Era su forma de hablar con esa mezcla de rebeldía y dulzura, de desafío y timidez. Era esa chispa que tenía en los ojos, como si fuera perfectamente capaz de desatar el caos con una sonrisa… y después pedir perdón mientras come galletitas.
No estaba listo para eso.
No estaba listo para ella.
Y, honestamente, si Dios estaba jugando a probarme, había puesto la prueba final en el primer día.
Apoyé los codos sobre el respaldo de la banca de adelante y junté las manos como cuando era niño.

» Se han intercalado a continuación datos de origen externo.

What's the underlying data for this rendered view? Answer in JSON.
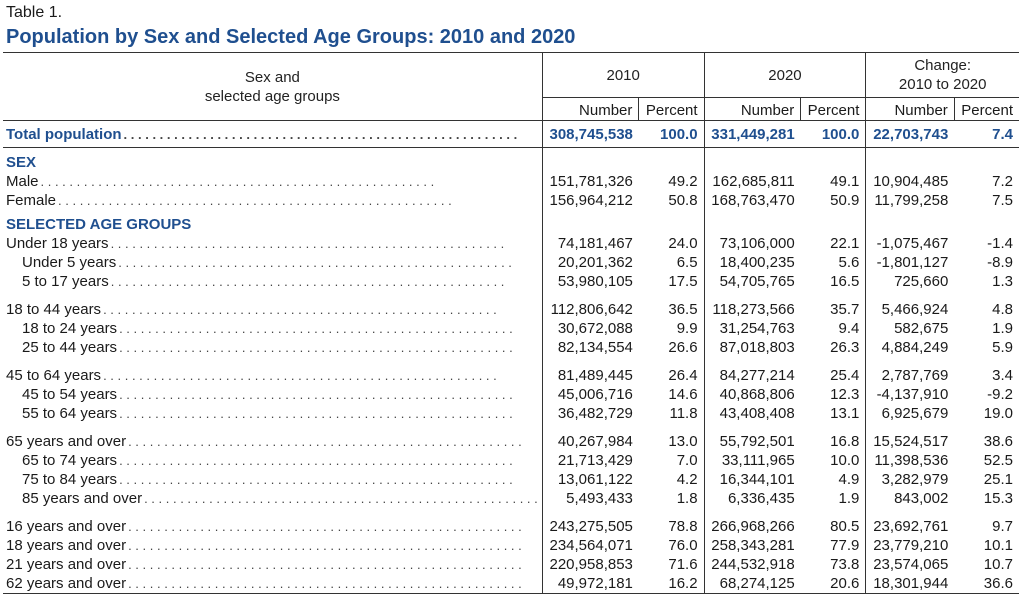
{
  "table_label": "Table 1.",
  "title": "Population by Sex and Selected Age Groups: 2010 and 2020",
  "header": {
    "stub_line1": "Sex and",
    "stub_line2": "selected age groups",
    "col_2010": "2010",
    "col_2020": "2020",
    "col_change_line1": "Change:",
    "col_change_line2": "2010 to 2020",
    "number": "Number",
    "percent": "Percent"
  },
  "total": {
    "label": "Total population",
    "n2010": "308,745,538",
    "p2010": "100.0",
    "n2020": "331,449,281",
    "p2020": "100.0",
    "nchg": "22,703,743",
    "pchg": "7.4"
  },
  "sections": {
    "sex": "SEX",
    "age": "SELECTED AGE GROUPS"
  },
  "rows": {
    "male": {
      "label": "Male",
      "n2010": "151,781,326",
      "p2010": "49.2",
      "n2020": "162,685,811",
      "p2020": "49.1",
      "nchg": "10,904,485",
      "pchg": "7.2"
    },
    "female": {
      "label": "Female",
      "n2010": "156,964,212",
      "p2010": "50.8",
      "n2020": "168,763,470",
      "p2020": "50.9",
      "nchg": "11,799,258",
      "pchg": "7.5"
    },
    "u18": {
      "label": "Under 18 years",
      "n2010": "74,181,467",
      "p2010": "24.0",
      "n2020": "73,106,000",
      "p2020": "22.1",
      "nchg": "-1,075,467",
      "pchg": "-1.4"
    },
    "u5": {
      "label": "Under 5 years",
      "n2010": "20,201,362",
      "p2010": "6.5",
      "n2020": "18,400,235",
      "p2020": "5.6",
      "nchg": "-1,801,127",
      "pchg": "-8.9"
    },
    "a5_17": {
      "label": "5 to 17 years",
      "n2010": "53,980,105",
      "p2010": "17.5",
      "n2020": "54,705,765",
      "p2020": "16.5",
      "nchg": "725,660",
      "pchg": "1.3"
    },
    "a18_44": {
      "label": "18 to 44 years",
      "n2010": "112,806,642",
      "p2010": "36.5",
      "n2020": "118,273,566",
      "p2020": "35.7",
      "nchg": "5,466,924",
      "pchg": "4.8"
    },
    "a18_24": {
      "label": "18 to 24 years",
      "n2010": "30,672,088",
      "p2010": "9.9",
      "n2020": "31,254,763",
      "p2020": "9.4",
      "nchg": "582,675",
      "pchg": "1.9"
    },
    "a25_44": {
      "label": "25 to 44 years",
      "n2010": "82,134,554",
      "p2010": "26.6",
      "n2020": "87,018,803",
      "p2020": "26.3",
      "nchg": "4,884,249",
      "pchg": "5.9"
    },
    "a45_64": {
      "label": "45 to 64 years",
      "n2010": "81,489,445",
      "p2010": "26.4",
      "n2020": "84,277,214",
      "p2020": "25.4",
      "nchg": "2,787,769",
      "pchg": "3.4"
    },
    "a45_54": {
      "label": "45 to 54 years",
      "n2010": "45,006,716",
      "p2010": "14.6",
      "n2020": "40,868,806",
      "p2020": "12.3",
      "nchg": "-4,137,910",
      "pchg": "-9.2"
    },
    "a55_64": {
      "label": "55 to 64 years",
      "n2010": "36,482,729",
      "p2010": "11.8",
      "n2020": "43,408,408",
      "p2020": "13.1",
      "nchg": "6,925,679",
      "pchg": "19.0"
    },
    "a65p": {
      "label": "65 years and over",
      "n2010": "40,267,984",
      "p2010": "13.0",
      "n2020": "55,792,501",
      "p2020": "16.8",
      "nchg": "15,524,517",
      "pchg": "38.6"
    },
    "a65_74": {
      "label": "65 to 74 years",
      "n2010": "21,713,429",
      "p2010": "7.0",
      "n2020": "33,111,965",
      "p2020": "10.0",
      "nchg": "11,398,536",
      "pchg": "52.5"
    },
    "a75_84": {
      "label": "75 to 84 years",
      "n2010": "13,061,122",
      "p2010": "4.2",
      "n2020": "16,344,101",
      "p2020": "4.9",
      "nchg": "3,282,979",
      "pchg": "25.1"
    },
    "a85p": {
      "label": "85 years and over",
      "n2010": "5,493,433",
      "p2010": "1.8",
      "n2020": "6,336,435",
      "p2020": "1.9",
      "nchg": "843,002",
      "pchg": "15.3"
    },
    "a16p": {
      "label": "16 years and over",
      "n2010": "243,275,505",
      "p2010": "78.8",
      "n2020": "266,968,266",
      "p2020": "80.5",
      "nchg": "23,692,761",
      "pchg": "9.7"
    },
    "a18p": {
      "label": "18 years and over",
      "n2010": "234,564,071",
      "p2010": "76.0",
      "n2020": "258,343,281",
      "p2020": "77.9",
      "nchg": "23,779,210",
      "pchg": "10.1"
    },
    "a21p": {
      "label": "21 years and over",
      "n2010": "220,958,853",
      "p2010": "71.6",
      "n2020": "244,532,918",
      "p2020": "73.8",
      "nchg": "23,574,065",
      "pchg": "10.7"
    },
    "a62p": {
      "label": "62 years and over",
      "n2010": "49,972,181",
      "p2010": "16.2",
      "n2020": "68,274,125",
      "p2020": "20.6",
      "nchg": "18,301,944",
      "pchg": "36.6"
    }
  },
  "colors": {
    "title_blue": "#1f4f8f",
    "text": "#1a1a1a",
    "rule": "#333333"
  }
}
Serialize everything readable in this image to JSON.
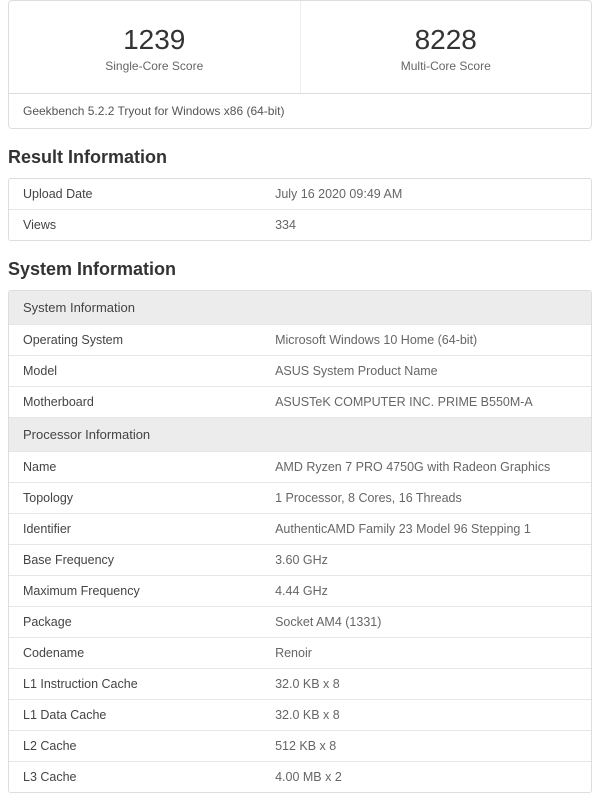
{
  "scores": {
    "single": {
      "value": "1239",
      "label": "Single-Core Score"
    },
    "multi": {
      "value": "8228",
      "label": "Multi-Core Score"
    }
  },
  "footnote": "Geekbench 5.2.2 Tryout for Windows x86 (64-bit)",
  "result_info": {
    "title": "Result Information",
    "rows": [
      {
        "label": "Upload Date",
        "value": "July 16 2020 09:49 AM"
      },
      {
        "label": "Views",
        "value": "334"
      }
    ]
  },
  "system_info": {
    "title": "System Information",
    "system_header": "System Information",
    "system_rows": [
      {
        "label": "Operating System",
        "value": "Microsoft Windows 10 Home (64-bit)"
      },
      {
        "label": "Model",
        "value": "ASUS System Product Name"
      },
      {
        "label": "Motherboard",
        "value": "ASUSTeK COMPUTER INC. PRIME B550M-A"
      }
    ],
    "processor_header": "Processor Information",
    "processor_rows": [
      {
        "label": "Name",
        "value": "AMD Ryzen 7 PRO 4750G with Radeon Graphics"
      },
      {
        "label": "Topology",
        "value": "1 Processor, 8 Cores, 16 Threads"
      },
      {
        "label": "Identifier",
        "value": "AuthenticAMD Family 23 Model 96 Stepping 1"
      },
      {
        "label": "Base Frequency",
        "value": "3.60 GHz"
      },
      {
        "label": "Maximum Frequency",
        "value": "4.44 GHz"
      },
      {
        "label": "Package",
        "value": "Socket AM4 (1331)"
      },
      {
        "label": "Codename",
        "value": "Renoir"
      },
      {
        "label": "L1 Instruction Cache",
        "value": "32.0 KB x 8"
      },
      {
        "label": "L1 Data Cache",
        "value": "32.0 KB x 8"
      },
      {
        "label": "L2 Cache",
        "value": "512 KB x 8"
      },
      {
        "label": "L3 Cache",
        "value": "4.00 MB x 2"
      }
    ]
  }
}
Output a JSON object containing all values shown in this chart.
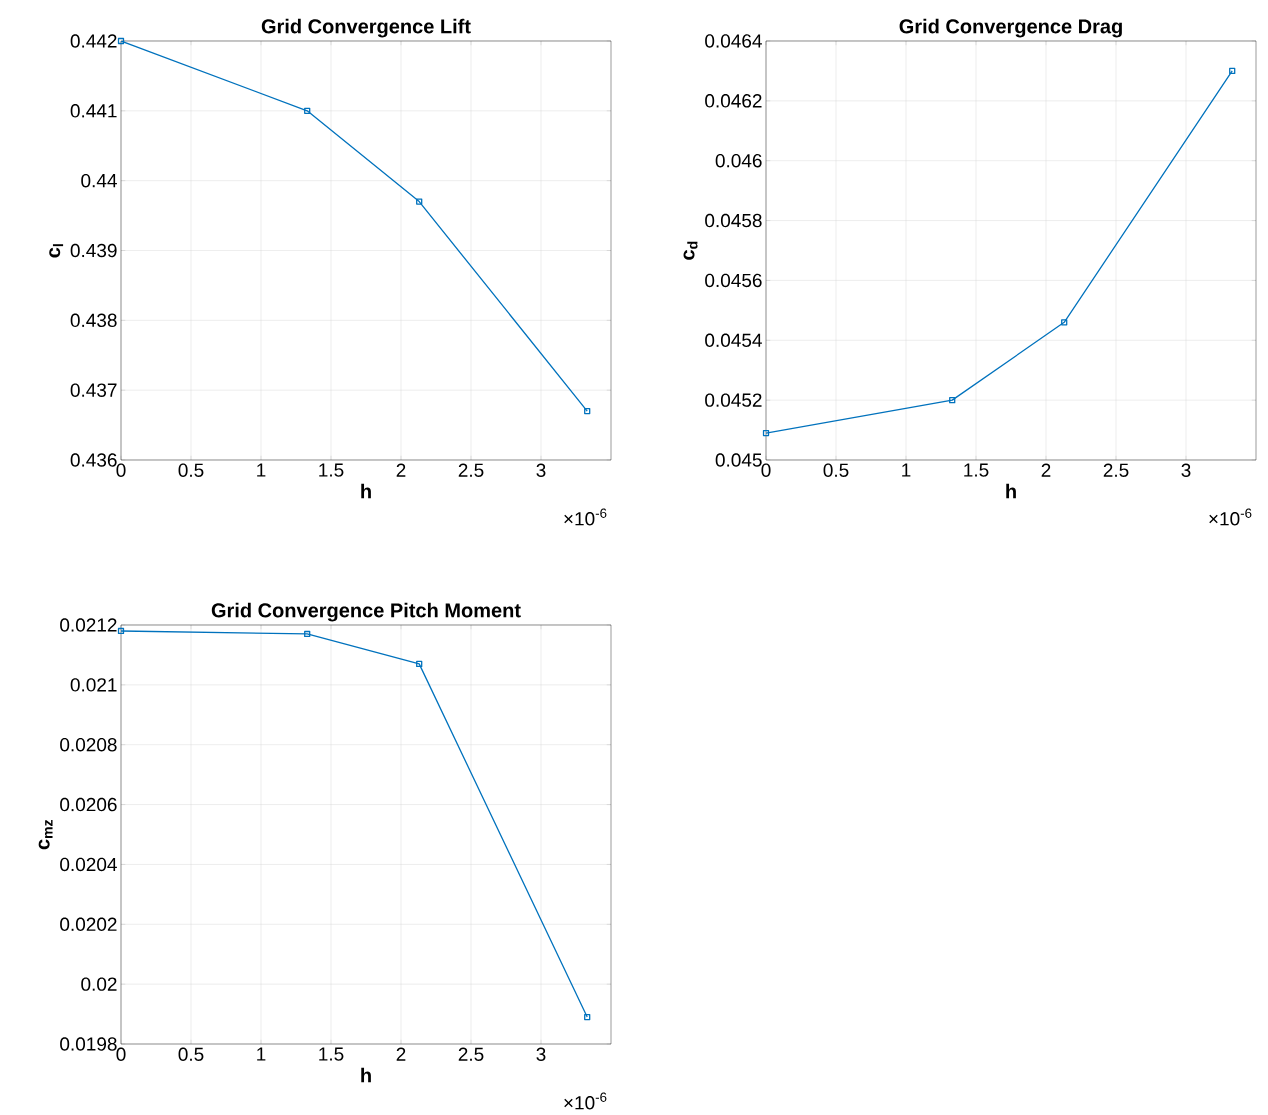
{
  "chart_data": [
    {
      "type": "line",
      "title": "Grid Convergence Lift",
      "xlabel": "h",
      "ylabel": "c$_{l}$",
      "x": [
        0,
        1.33,
        2.13,
        3.33
      ],
      "values": [
        0.442,
        0.441,
        0.4397,
        0.4367
      ],
      "color": "#0072bd",
      "marker": "square",
      "grid": true,
      "xlim": [
        0,
        3.5
      ],
      "ylim": [
        0.436,
        0.442
      ],
      "xticks": [
        0,
        0.5,
        1,
        1.5,
        2,
        2.5,
        3
      ],
      "yticks": [
        0.436,
        0.437,
        0.438,
        0.439,
        0.44,
        0.441,
        0.442
      ],
      "annotations": [
        "×10$^{-6}$"
      ]
    },
    {
      "type": "line",
      "title": "Grid Convergence Drag",
      "xlabel": "h",
      "ylabel": "c$_{d}$",
      "x": [
        0,
        1.33,
        2.13,
        3.33
      ],
      "values": [
        0.04509,
        0.0452,
        0.04546,
        0.0463
      ],
      "color": "#0072bd",
      "marker": "square",
      "grid": true,
      "xlim": [
        0,
        3.5
      ],
      "ylim": [
        0.045,
        0.0464
      ],
      "xticks": [
        0,
        0.5,
        1,
        1.5,
        2,
        2.5,
        3
      ],
      "yticks": [
        0.045,
        0.0452,
        0.0454,
        0.0456,
        0.0458,
        0.046,
        0.0462,
        0.0464
      ],
      "annotations": [
        "×10$^{-6}$"
      ]
    },
    {
      "type": "line",
      "title": "Grid Convergence Pitch Moment",
      "xlabel": "h",
      "ylabel": "c$_{mz}$",
      "x": [
        0,
        1.33,
        2.13,
        3.33
      ],
      "values": [
        0.02118,
        0.02117,
        0.02107,
        0.01989
      ],
      "color": "#0072bd",
      "marker": "square",
      "grid": true,
      "xlim": [
        0,
        3.5
      ],
      "ylim": [
        0.0198,
        0.0212
      ],
      "xticks": [
        0,
        0.5,
        1,
        1.5,
        2,
        2.5,
        3
      ],
      "yticks": [
        0.0198,
        0.02,
        0.0202,
        0.0204,
        0.0206,
        0.0208,
        0.021,
        0.0212
      ],
      "annotations": [
        "×10$^{-6}$"
      ]
    }
  ]
}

—Solo te pido algo, Señor. No dejes que esta atracción me haga fallarte. Si esta mujer está aquí como una tentación, ayúdame a resistir. Y si no lo es… —tragué saliva—, si no lo es, entonces dime qué se supone que haga con esto que siento.
Porque siento algo.
Y no es solo deseo.
Es como si… como si ella fuera un espejo. Uno que no solo muestra lo que quiero, sino también lo que me falta. Lo que he perdido. Lo que anhelo.
Y eso… me asusta más que sus curvas.
Sus curvas al natural, húmedas y vulnerables.
¡Ya basta, Fernando!
Me puse de pie bruscamente y salí de la capilla. Necesitaba aire. Mucho aire.